I'd rather see the players get really creative on a super hard course. Watching a player hit a 300+ yard driver into the fairway, a short iron to the green and then a two put makes for some pretty boring golf. I like to see the players in difficult situations. It's like the appeal of an island green all over the golf course, you know that one slip up and they will be in trouble.

posted by corpse at 02:23 PM on June 22, 2004

The only issue I had was with the coverage. Just jump out of the tower and go felate Mickelson already, will ya? Hey, I like Phil too, but there WAS ANOTHER GUY LEADING ALL DAY. Barely paid lip service to a now 2-time US Open winner and one of the best in the game. And don't give me that "he's boring and Phil makes for better TV" crap - THEY'RE ALL BORING. They're fucking golfers.

posted by WeedyMcSmokey at 02:36 PM on June 22, 2004

Hey, I like Phil too, but there WAS ANOTHER GUY LEADING ALL DAY. Barely paid lip service to a now 2-time US Open winner and one of the best in the game. Reasons why this happened:

  1. Phil is American. The TV audience was American. You Americans like cheering for each other.
  2. The crowd at the tournament was cheering like crazy for Phil. You have to acknowledge that and realize the home crowd might be the same way.
  3. Phil smiled a lot. The Goose was very stoic. It's hard to build up love for the stoic guy over the happy guy.
  4. Phil's win would give him two straight majors and let them start going nutty about "Grand Slam" talk. Retief's win wasn't going to give them that angle to talk about.

posted by grum@work at 02:50 PM on June 22, 2004

Course caretaker defends conditions. "When there was no wind, which is the course's first defense, we had to go to the second defense, which is to make it firm and fast." If they didn't do that, Michaud told Newsday, "it would have been just like any PGA Tour event." "We had the flexibility to make it a U.S. Open championship," he told Newsday. "I didn't want to tick anybody off, but when you get guys swearing at you, when you get guys who usually don't say anything throwing their clubs, you know you've done your job."

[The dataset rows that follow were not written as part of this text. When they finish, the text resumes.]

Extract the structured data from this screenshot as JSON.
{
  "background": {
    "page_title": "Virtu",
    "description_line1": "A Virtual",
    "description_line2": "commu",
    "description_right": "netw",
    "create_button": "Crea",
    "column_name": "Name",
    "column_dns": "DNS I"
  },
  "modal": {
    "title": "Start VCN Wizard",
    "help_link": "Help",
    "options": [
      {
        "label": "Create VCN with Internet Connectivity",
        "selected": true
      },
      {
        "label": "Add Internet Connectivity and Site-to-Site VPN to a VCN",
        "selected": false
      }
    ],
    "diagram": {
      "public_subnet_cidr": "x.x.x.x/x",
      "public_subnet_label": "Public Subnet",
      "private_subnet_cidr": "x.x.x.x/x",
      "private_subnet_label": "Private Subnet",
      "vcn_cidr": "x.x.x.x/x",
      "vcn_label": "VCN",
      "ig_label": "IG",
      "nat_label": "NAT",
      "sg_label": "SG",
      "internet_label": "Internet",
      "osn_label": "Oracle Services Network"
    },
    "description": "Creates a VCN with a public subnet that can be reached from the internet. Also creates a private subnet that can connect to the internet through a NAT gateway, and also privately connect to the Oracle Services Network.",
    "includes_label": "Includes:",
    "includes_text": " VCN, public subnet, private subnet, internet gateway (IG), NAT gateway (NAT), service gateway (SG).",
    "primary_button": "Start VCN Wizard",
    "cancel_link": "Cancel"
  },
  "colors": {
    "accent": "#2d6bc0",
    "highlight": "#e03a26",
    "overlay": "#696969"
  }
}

posted by garfield at 03:52 PM on June 22, 2004

garfield - I wasn't implying that a high arcing fade into the heart of the green should always be rewarded - I was just suggesting that as far as I could see there was NO shot to select at 7 that would have secured a par without a lot of luck involved. Other than going for the slam dunk, I didn't see many other options for keeping the ball on that green. Shot selection WAS a problem - in that there was no shot to select that was going to do much other than make everyone laugh. I don't know what I'd have done. Probably missed the cut in the first place and sat in my hotel laughing at everyone making a monkey of themselves on TV as I packed for my early flight home. That was my usual response to tough courses. And easy courses. "... when you get guys who usually don't say anything throwing their clubs, you know you've done your job." I love that quote.

posted by JJ at 09:49 AM on June 23, 2004

Fair enough. I'm not well versed in the ways of the club, so I assume there is always another shot to try. So, there's a limit to the available shots one may attempt? I guess that's the reality of being allowed to carry certain number of clubs in your bag. But such limitations beg to be breached, imho.

posted by garfield at 10:52 AM on June 23, 2004

There are no limits (other than those imposed by your imagination and talent), but some situations simply have no solution. It's like life, sometimes there's nothing you can do for the best (other than take 6 and move to the next tee).